Anne Fontaine ist erneut ein cineastisches Highlight gelungen, das nicht nur eine amüsante Geschichte um die Liebe und das Leben zeigt, sondern auch mit hervorragenden Schauspielern besetzt ist. Da wäre zunächst die atemberaubende Sommersprossen-Schönheit Gemma Arterton, die nicht nur im Film ihren Vornamen behalten darf, sondern auch erstmals Französisch vor der Kamera spricht.

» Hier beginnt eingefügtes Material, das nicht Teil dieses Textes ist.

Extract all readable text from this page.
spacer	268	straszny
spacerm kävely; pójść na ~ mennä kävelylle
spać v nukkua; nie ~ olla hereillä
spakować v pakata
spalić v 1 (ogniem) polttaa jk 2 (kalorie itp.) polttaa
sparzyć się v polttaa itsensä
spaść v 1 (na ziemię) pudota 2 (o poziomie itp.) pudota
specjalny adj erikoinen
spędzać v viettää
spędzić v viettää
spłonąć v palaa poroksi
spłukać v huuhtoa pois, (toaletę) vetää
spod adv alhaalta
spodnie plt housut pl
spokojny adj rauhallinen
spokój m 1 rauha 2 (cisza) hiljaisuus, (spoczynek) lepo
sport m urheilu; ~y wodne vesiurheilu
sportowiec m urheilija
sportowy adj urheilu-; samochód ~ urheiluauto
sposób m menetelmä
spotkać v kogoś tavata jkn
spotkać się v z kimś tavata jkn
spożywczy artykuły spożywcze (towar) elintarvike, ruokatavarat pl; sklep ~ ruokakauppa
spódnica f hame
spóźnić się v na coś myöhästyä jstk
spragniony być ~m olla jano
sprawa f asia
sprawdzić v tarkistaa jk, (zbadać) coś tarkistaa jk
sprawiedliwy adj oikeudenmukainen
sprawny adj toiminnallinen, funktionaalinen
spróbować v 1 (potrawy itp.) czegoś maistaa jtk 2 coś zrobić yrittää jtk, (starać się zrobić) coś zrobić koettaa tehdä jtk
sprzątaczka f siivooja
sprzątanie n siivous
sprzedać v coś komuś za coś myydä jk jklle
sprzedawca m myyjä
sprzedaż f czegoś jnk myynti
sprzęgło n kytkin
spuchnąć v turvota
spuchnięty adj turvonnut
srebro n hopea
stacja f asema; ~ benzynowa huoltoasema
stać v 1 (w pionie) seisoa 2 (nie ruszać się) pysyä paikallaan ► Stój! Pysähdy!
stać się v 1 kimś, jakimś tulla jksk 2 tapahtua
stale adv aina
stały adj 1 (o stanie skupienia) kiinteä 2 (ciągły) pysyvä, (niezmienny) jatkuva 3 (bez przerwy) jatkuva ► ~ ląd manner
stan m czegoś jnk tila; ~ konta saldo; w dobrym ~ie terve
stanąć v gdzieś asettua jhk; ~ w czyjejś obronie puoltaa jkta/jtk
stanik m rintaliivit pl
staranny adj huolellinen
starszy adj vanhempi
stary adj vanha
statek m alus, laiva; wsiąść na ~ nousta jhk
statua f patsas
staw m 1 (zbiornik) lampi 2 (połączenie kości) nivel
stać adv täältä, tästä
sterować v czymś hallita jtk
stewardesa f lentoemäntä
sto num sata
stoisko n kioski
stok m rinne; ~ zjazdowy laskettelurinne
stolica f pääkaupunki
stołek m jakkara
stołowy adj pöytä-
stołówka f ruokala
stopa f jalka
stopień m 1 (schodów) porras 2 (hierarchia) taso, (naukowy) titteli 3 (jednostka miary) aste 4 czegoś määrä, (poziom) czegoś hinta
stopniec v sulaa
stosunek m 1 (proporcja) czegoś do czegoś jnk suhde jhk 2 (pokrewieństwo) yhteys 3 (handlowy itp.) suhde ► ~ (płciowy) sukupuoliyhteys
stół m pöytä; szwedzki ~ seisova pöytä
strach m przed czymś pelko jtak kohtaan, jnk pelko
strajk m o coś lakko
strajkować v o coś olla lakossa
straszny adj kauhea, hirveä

Und dann ist da Fabrice Luchini, der, wie immer, das perfekte Abbild eines typischen Pariser Bewohners darstellt, und mit seinem treuen Hundeblick die richtige Mischung aus französischer Mentalität und kindlicher Neugierde auf die Leinwand bringt. Nach Molière auf dem Fahrrad bringt er also nun Flaubert in die Nachbarschaft.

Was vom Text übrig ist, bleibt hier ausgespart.